Hace alguna temporada que andaba dándole vueltas a esto de hacerme un blog personal y comentar, con quien quiera que se deje caer por aquí, las cosas que se me ocurren; pero nunca terminaba de decidirme.

La cuestión es puramente narcisista ya que ya comparto con unos amigos un pequeño espacio donde hablamos de nuestras cosas, pero no me es suficiente: necesito más protagonismo.

Quizás sea que debería comprar un perro o echarme novia (y perdón por la comparación, espero que nadie se sienta ofendido: a mí los animales me encantan) de esa manera seguro que llevaría una vida más sana y mucho más social, no tan pegado a una pantalla y con preocupaciones mucho más elevadas que leer y ser leído por gente que, como yo, adora a los animales y a las relaciones con seres vivos del sexo opuesto (y, en algunas circunstancias y países, del mismo sexo) pero carece del tiempo y la dedicación necesarios para profundizar en las cosas que realmente importan.
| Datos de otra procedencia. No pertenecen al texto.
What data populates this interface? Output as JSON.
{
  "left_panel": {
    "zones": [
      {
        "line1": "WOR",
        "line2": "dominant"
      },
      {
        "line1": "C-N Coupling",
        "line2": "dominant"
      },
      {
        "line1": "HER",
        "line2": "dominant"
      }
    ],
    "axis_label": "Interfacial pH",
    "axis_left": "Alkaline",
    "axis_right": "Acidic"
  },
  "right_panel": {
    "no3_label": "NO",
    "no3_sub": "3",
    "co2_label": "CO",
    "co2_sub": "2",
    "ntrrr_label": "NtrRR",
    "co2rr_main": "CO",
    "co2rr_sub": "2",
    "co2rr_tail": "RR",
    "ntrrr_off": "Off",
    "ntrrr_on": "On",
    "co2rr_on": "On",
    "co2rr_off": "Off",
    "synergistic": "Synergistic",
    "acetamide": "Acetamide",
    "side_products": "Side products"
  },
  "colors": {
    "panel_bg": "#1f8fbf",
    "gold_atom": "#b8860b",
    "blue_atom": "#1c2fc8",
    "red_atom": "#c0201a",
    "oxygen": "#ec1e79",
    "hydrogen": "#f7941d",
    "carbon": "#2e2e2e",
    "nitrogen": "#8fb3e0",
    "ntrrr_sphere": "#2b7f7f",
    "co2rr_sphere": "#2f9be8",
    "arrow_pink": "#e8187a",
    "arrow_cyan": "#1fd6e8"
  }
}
Pero centrándonos de nuevo en mí, que es lo que pretendo desde un principio, el otro día me lamentaba con un amigo de que desde que las nuevas tendencias tecnológicas han asaltado mi vida ya no tengo fotos de mis amigos pegadas en la puerta ni guardo cartas en el cajón de mi mesita de noches; por dios! ya ni escondo una Penthouse entre los apuntes de clase y es que ni siquiera tengo los apuntes escritos en papel.

En este frío nuevo orden digital estaba el otro día haciendo un poco de limpieza y poniendo cada cosa en su sitio cuando me encuentro unas cartas que, por casualidad, habían sobrevivido en el olvido al paso del tiempo y a las múltiples limpiezas con las que a veces castigo a mis recuerdos.

No sé si es válido, más o menos, el alegar que uno empieza a añorar las cosas que van quedando atrás y que por eso las escribimos y las compartimos haciendo partícipes de nuestros secretos, no sólo a Sandra, si no tanta otra gente que lea y responda a estas nuestras cartas.

Por eso, hoy he empezado a escribir un blog.